舟近岸时,春雨方停。
子舒箩醒转,天光已然大亮,她撩起青纱帘,看见那石砌的拱门上,镌刻着三个秀气的大字——碧溪村。
昨夜舟中事她还如在眼前,只是不记得后来是如何入睡,又是如何破了那舟外迷雾,到了碧溪村的渡口。
容不得她细想,一道争执声突然传来。
玄烬尘守在不远处,正用麻绳将一个书生模样的人绑在拱门的石柱上,还怕不紧般,使劲拽了拽手中的麻绳。
那人急急喊着,似是也没料到来人会不听他多言,一上岸便绑了他。
见子舒箩从舟中支出半个身子,玄烬尘忙扶了扶头上的斗笠,快步上前,伸出一只手来。
因站在岸上,他前倾着身子,高高束起的马尾顺势滑到了脸侧,光影透过竹编的斗笠漏在他的脸上。
他亮出两颗虎牙笑得明朗,全不见昨夜的阴鸷。
“师姐!你醒啦!”他嗓音亮得很,直教她直接从那昏沉中清醒过来,只是目光依旧游离。
看来,师弟应是不记得中了毒雾之后的事。思及此,她舒了一口气。
子舒箩伸手搭住他的掌心,随即被用力握住,脚轻点着小舟,便稳稳落在岸边。
玄烬尘用另一只手帮子舒箩正了正头上的淡蓝薄纱,瞧她下意识躲闪,便知她没忘了他昨晚发狠时说的话。

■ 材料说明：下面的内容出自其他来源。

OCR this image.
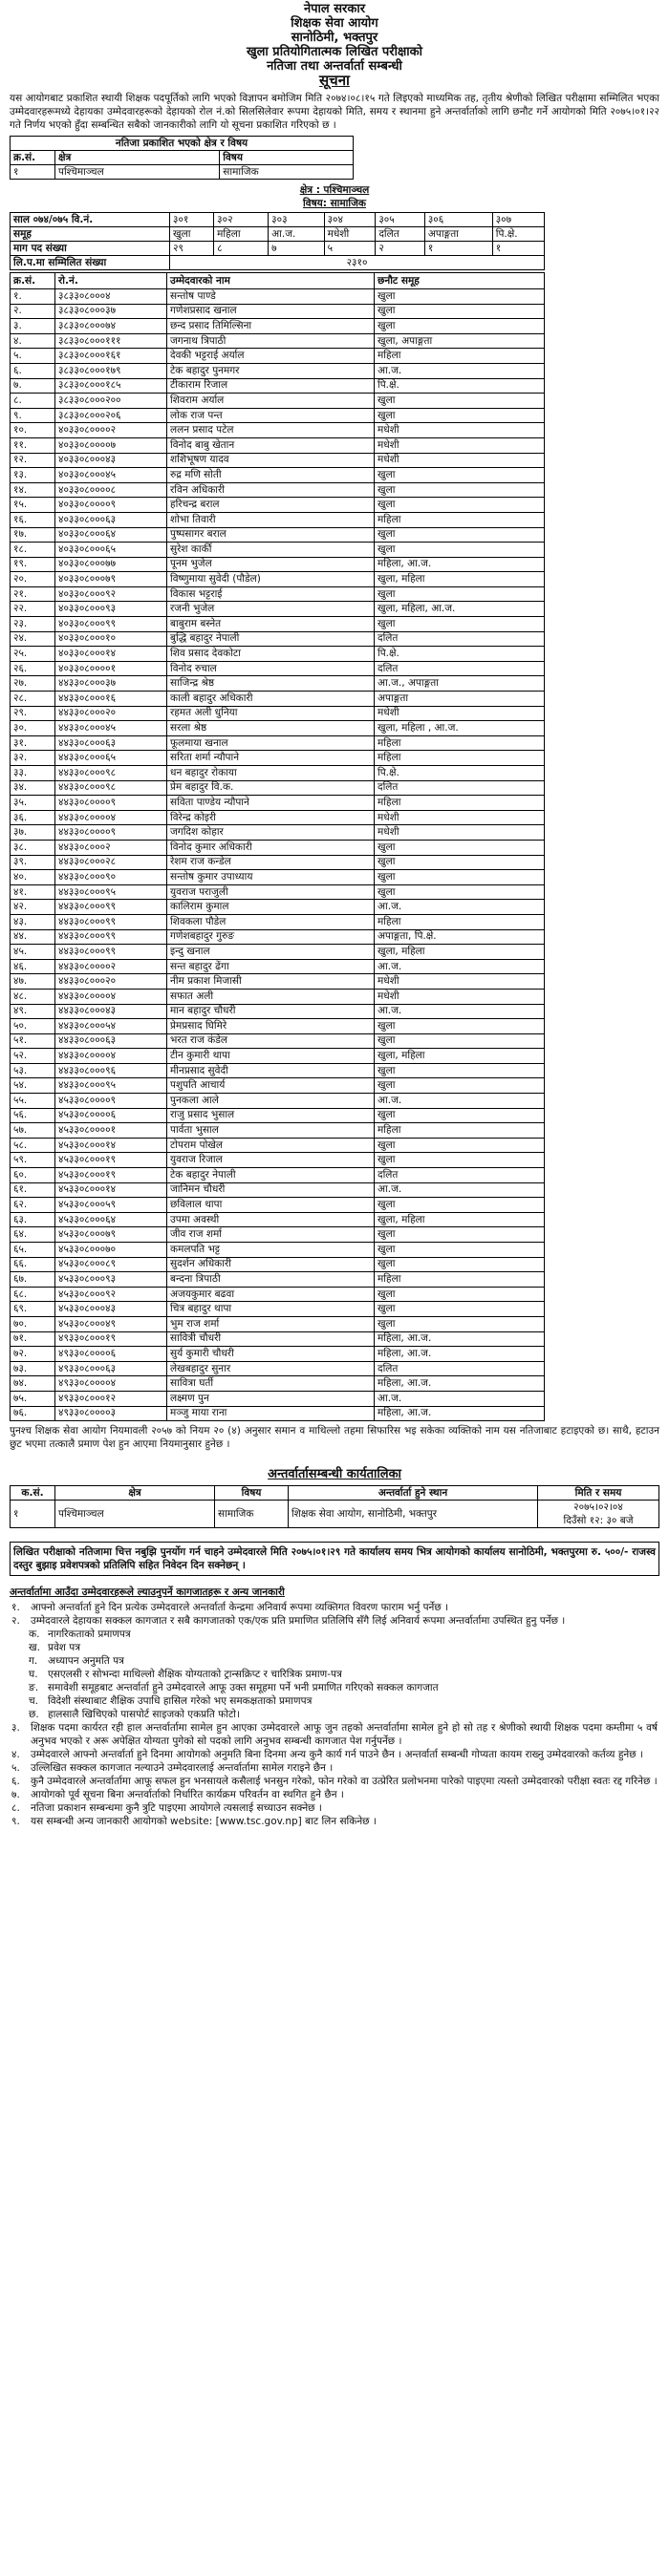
नेपाल सरकार
शिक्षक सेवा आयोग
सानोठिमी, भक्तपुर
खुला प्रतियोगितात्मक लिखित परीक्षाको
नतिजा तथा अन्तर्वार्ता सम्बन्धी
सूचना
यस आयोगबाट प्रकाशित स्थायी शिक्षक पदपूर्तिको लागि भएको विज्ञापन बमोजिम मिति २०७४।०८।१५ गते लिइएको माध्यमिक तह, तृतीय श्रेणीको लिखित परीक्षामा सम्मिलित भएका उम्मेदवारहरूमध्ये देहायका उम्मेदवारहरूको देहायको रोल नं.को सिलसिलेवार रूपमा देहायको मिति, समय र स्थानमा हुने अन्तर्वार्ताको लागि छनौट गर्ने आयोगको मिति २०७५।०१।२२ गते निर्णय भएको हुँदा सम्बन्धित सबैको जानकारीको लागि यो सूचना प्रकाशित गरिएको छ ।
नतिजा प्रकाशित भएको क्षेत्र र विषय		
क्र.सं.	क्षेत्र	विषय
१	पश्चिमाञ्चल	सामाजिक
क्षेत्र : पश्चिमाञ्चल
विषय: सामाजिक
साल ०७४/०७५ वि.नं.	३०१	३०२	३०३	३०४	३०५	३०६	३०७
समूह	खुला	महिला	आ.ज.	मधेशी	दलित	अपाङ्गता	पि.क्षे.
माग पद संख्या	२९	८	७	५	२	१	१
लि.प.मा सम्मिलित संख्या	२३१०						
क्र.सं.	रो.नं.	उम्मेदवारको नाम	छनौट समूह
१.	३८३३०८०००४	सन्तोष पाण्डे	खुला
२.	३८३३०८०००३७	गणेशप्रसाद खनाल	खुला
३.	३८३३०८०००७४	छन्द प्रसाद तिमिल्सिना	खुला
४.	३८३३०८०००१११	जगनाथ त्रिपाठी	खुला, अपाङ्गता
५.	३८३३०८०००१६१	देवकी भट्टराई अर्याल	महिला
६.	३८३३०८०००१७९	टेक बहादुर पुनमगर	आ.ज.
७.	३८३३०८०००१८५	टीकाराम रिजाल	पि.क्षे.
८.	३८३३०८०००२००	शिवराम अर्याल	खुला
९.	३८३३०८०००२०६	लोक राज पन्त	खुला
१०.	४०३३०८००००२	ललन प्रसाद पटेल	मधेशी
११.	४०३३०८००००७	विनोद बाबु खेतान	मधेशी
१२.	४०३३०८०००४३	शशिभूषण यादव	मधेशी
१३.	४०३३०८०००४५	रुद्र मणि सोती	खुला
१४.	४०३३०८००००८	रविन अधिकारी	खुला
१५.	४०३३०८००००९	हरिचन्द्र बराल	खुला
१६.	४०३३०८०००६३	शोभा तिवारी	महिला
१७.	४०३३०८०००६४	पुष्पसागर बराल	खुला
१८.	४०३३०८०००६५	सुरेश कार्की	खुला
१९.	४०३३०८०००७७	पूनम भुजेल	महिला, आ.ज.
२०.	४०३३०८०००७९	विष्णुमाया सुवेदी (पौडेल)	खुला, महिला
२१.	४०३३०८०००९२	विकास भट्टराई	खुला
२२.	४०३३०८०००९३	रजनी भुजेल	खुला, महिला, आ.ज.
२३.	४०३३०८०००९९	बाबुराम बस्नेत	खुला
२४.	४०३३०८०००१०	बुद्धि बहादुर नेपाली	दलित
२५.	४०३३०८०००१४	शिव प्रसाद देवकोटा	पि.क्षे.
२६.	४०३३०८००००१	विनोद रुचाल	दलित
२७.	४४३३०८०००३७	साजिन्द्र श्रेष्ठ	आ.ज., अपाङ्गता
२८.	४४३३०८०००१६	काली बहादुर अधिकारी	अपाङ्गता
२९.	४४३३०८०००२०	रहमत अली धुनिया	मधेशी
३०.	४४३३०८०००४५	सरला श्रेष्ठ	खुला, महिला , आ.ज.
३१.	४४३३०८०००६३	फूलमाया खनाल	महिला
३२.	४४३३०८०००६५	सरिता शर्मा न्यौपाने	महिला
३३.	४४३३०८०००९८	धन बहादुर रोकाया	पि.क्षे.
३४.	४४३३०८०००९८	प्रेम बहादुर वि.क.	दलित
३५.	४४३३०८००००९	सविता पाण्डेय न्यौपाने	महिला
३६.	४४३३०८००००४	विरेन्द्र कोइरी	मधेशी
३७.	४४३३०८००००९	जगदिश कोहार	मधेशी
३८.	४४३३०८०००२	विनोद कुमार अधिकारी	खुला
३९.	४४३३०८०००२८	रेशम राज कन्डेल	खुला
४०.	४४३३०८०००९०	सन्तोष कुमार उपाध्याय	खुला
४१.	४४३३०८०००९५	युवराज पराजुली	खुला
४२.	४४३३०८०००९९	कालिराम कुमाल	आ.ज.
४३.	४४३३०८०००९९	शिवकला पौडेल	महिला
४४.	४४३३०८०००९९	गणेशबहादुर गुरुङ	अपाङ्गता, पि.क्षे.
४५.	४४३३०८०००९९	इन्दु खनाल	खुला, महिला
४६.	४४३३०८००००२	सन्त बहादुर ढेंगा	आ.ज.
४७.	४४३३०८०००२०	नीम प्रकाश मिजासी	मधेशी
४८.	४४३३०८००००४	सफात अली	मधेशी
४९.	४४३३०८०००४३	मान बहादुर चौधरी	आ.ज.
५०.	४४३३०८०००५४	प्रेमप्रसाद घिमिरे	खुला
५१.	४४३३०८०००६३	भरत राज कंडेल	खुला
५२.	४४३३०८००००४	टीन कुमारी थापा	खुला, महिला
५३.	४४३३०८०००९६	मीनप्रसाद सुवेदी	खुला
५४.	४४३३०८०००९५	पशुपति आचार्य	खुला
५५.	४५३३०८००००९	पुनकला आले	आ.ज.
५६.	४५३३०८००००६	राजु प्रसाद भुसाल	खुला
५७.	४५३३०८००००१	पार्वता भुसाल	महिला
५८.	४५३३०८०००१४	टोपराम पोखेल	खुला
५९.	४५३३०८०००१९	युवराज रिजाल	खुला
६०.	४५३३०८०००१९	टेक बहादुर नेपाली	दलित
६१.	४५३३०८०००१४	जानिमन चौधरी	आ.ज.
६२.	४५३३०८०००५९	छविलाल थापा	खुला
६३.	४५३३०८०००६४	उपमा अवस्थी	खुला, महिला
६४.	४५३३०८०००७९	जीव राज शर्मा	खुला
६५.	४५३३०८०००७०	कमलपति भट्ट	खुला
६६.	४५३३०८०००८९	सुदर्शन अधिकारी	खुला
६७.	४५३३०८०००९३	बन्दना त्रिपाठी	महिला
६८.	४५३३०८०००९२	अजयकुमार बढवा	खुला
६९.	४५३३०८०००४३	चित्र बहादुर थापा	खुला
७०.	४५३३०८०००४९	भुम राज शर्मा	खुला
७१.	४९३३०८०००१९	सावित्री चौधरी	महिला, आ.ज.
७२.	४९३३०८००००६	सुर्य कुमारी चौधरी	महिला, आ.ज.
७३.	४९३३०८०००६३	लेखबहादुर सुनार	दलित
७४.	४९३३०८००००४	सावित्रा घर्ती	महिला, आ.ज.
७५.	४९३३०८०००१२	लक्ष्मण पुन	आ.ज.
७६.	४९३३०८००००३	मञ्जु माया राना	महिला, आ.ज.
पुनश्च शिक्षक सेवा आयोग नियमावली २०५७ को नियम २० (४) अनुसार समान व माथिल्लो तहमा सिफारिस भइ सकेका व्यक्तिको नाम यस नतिजाबाट हटाइएको छ। साथै, हटाउन छुट भएमा तत्कालै प्रमाण पेश हुन आएमा नियमानुसार हुनेछ ।
अन्तर्वार्तासम्बन्धी कार्यतालिका
क.सं.	क्षेत्र	विषय	अन्तर्वार्ता हुने स्थान	मिति र समय
१	पश्चिमाञ्चल	सामाजिक	शिक्षक सेवा आयोग, सानोठिमी, भक्तपुर	२०७५।०२।०४
दिउँसो १२: ३० बजे
लिखित परीक्षाको नतिजामा चित्त नबुझि पुनर्योग गर्न चाहने उम्मेदवारले मिति २०७५।०१।२९ गते कार्यालय समय भित्र आयोगको कार्यालय सानोठिमी, भक्तपुरमा रु. ५००/- राजस्व दस्तुर बुझाइ प्रवेशपत्रको प्रतिलिपि सहित निवेदन दिन सक्नेछन् ।
अन्तर्वार्तामा आउँदा उम्मेदवारहरूले ल्याउनुपर्ने कागजातहरू र अन्य जानकारी
१.	आफ्नो अन्तर्वार्ता हुने दिन प्रत्येक उम्मेदवारले अन्तर्वार्ता केन्द्रमा अनिवार्य रूपमा व्यक्तिगत विवरण फाराम भर्नु पर्नेछ ।
२.	उम्मेदवारले देहायका सक्कल कागजात र सबै कागजातको एक/एक प्रति प्रमाणित प्रतिलिपि सँगै लिई अनिवार्य रूपमा अन्तर्वार्तामा उपस्थित हुनु पर्नेछ ।
क. नागरिकताको प्रमाणपत्र
ख. प्रवेश पत्र
ग.	अध्यापन अनुमति पत्र
घ. एसएलसी र सोभन्दा माथिल्लो शैक्षिक योग्यताको ट्रान्सक्रिप्ट र चारित्रिक प्रमाण-पत्र
ङ. समावेशी समूहबाट अन्तर्वार्ता हुने उम्मेदवारले आफू उक्त समूहमा पर्ने भनी प्रमाणित गरिएको सक्कल कागजात
च. विदेशी संस्थाबाट शैक्षिक उपाधि हासिल गरेको भए समकक्षताको प्रमाणपत्र
छ. हालसालै खिचिएको पासपोर्ट साइजको एकप्रति फोटो।
३.	शिक्षक पदमा कार्यरत रही हाल अन्तर्वार्तामा सामेल हुन आएका उम्मेदवारले आफू जुन तहको अन्तर्वार्तामा सामेल हुने हो सो तह र श्रेणीको स्थायी शिक्षक पदमा कम्तीमा ५ वर्ष अनुभव भएको र अरू अपेक्षित योग्यता पुगेको सो पदको लागि अनुभव सम्बन्धी कागजात पेश गर्नुपर्नेछ ।
४.	उम्मेदवारले आफ्नो अन्तर्वार्ता हुने दिनमा आयोगको अनुमति बिना दिनमा अन्य कुनै कार्य गर्न पाउने छैन । अन्तर्वार्ता सम्बन्धी गोप्यता कायम राख्नु उम्मेदवारको कर्तव्य हुनेछ ।
५.	उल्लिखित सक्कल कागजात नल्याउने उम्मेदवारलाई अन्तर्वार्तामा सामेल गराइने छैन ।
६.	कुनै उम्मेदवारले अन्तर्वार्तामा आफू सफल हुन भनसायले कसैलाई भनसुन गरेको, फोन गरेको वा उत्प्रेरित प्रलोभनमा पारेको पाइएमा त्यस्तो उम्मेदवारको परीक्षा स्वतः रद्द गरिनेछ ।
७.	आयोगको पूर्व सूचना बिना अन्तर्वार्ताको निर्धारित कार्यक्रम परिवर्तन वा स्थगित हुने छैन ।
८.	नतिजा प्रकाशन सम्बन्धमा कुनै त्रुटि पाइएमा आयोगले त्यसलाई सच्याउन सक्नेछ ।
९.	यस सम्बन्धी अन्य जानकारी आयोगको website: [www.tsc.gov.np] बाट लिन सकिनेछ ।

一种莫名的喜悦涌上心头,他险些都忘了自己尚且“赢弱”,恨不能拉着子舒箩三步并一步跑到那书生面前。
书生见他还有同伙,登时怒目圆睁,愤愤开口道:“哪儿来的外乡人,凶悍至此。”
“烬尘,这是?”子舒箩心知师弟不会随意出手,必是有什么内情。
玄烬尘走到书生身旁,环抱双臂,侧仰着头,“那你是碧溪村的咯?”
“在下柳微,乃是这碧溪村的村长!”他答得振振有词。
“哦?那你怎么没被剜去双眼?”玄烬尘不咸不淡地开口。
见子舒箩面露惊疑,便软着声音,道:“师姐,据‘那人’说,碧溪村无邪鬼,皆是活人,这里人都没有眼,可他两只眼都好好的,不是十分可疑吗?”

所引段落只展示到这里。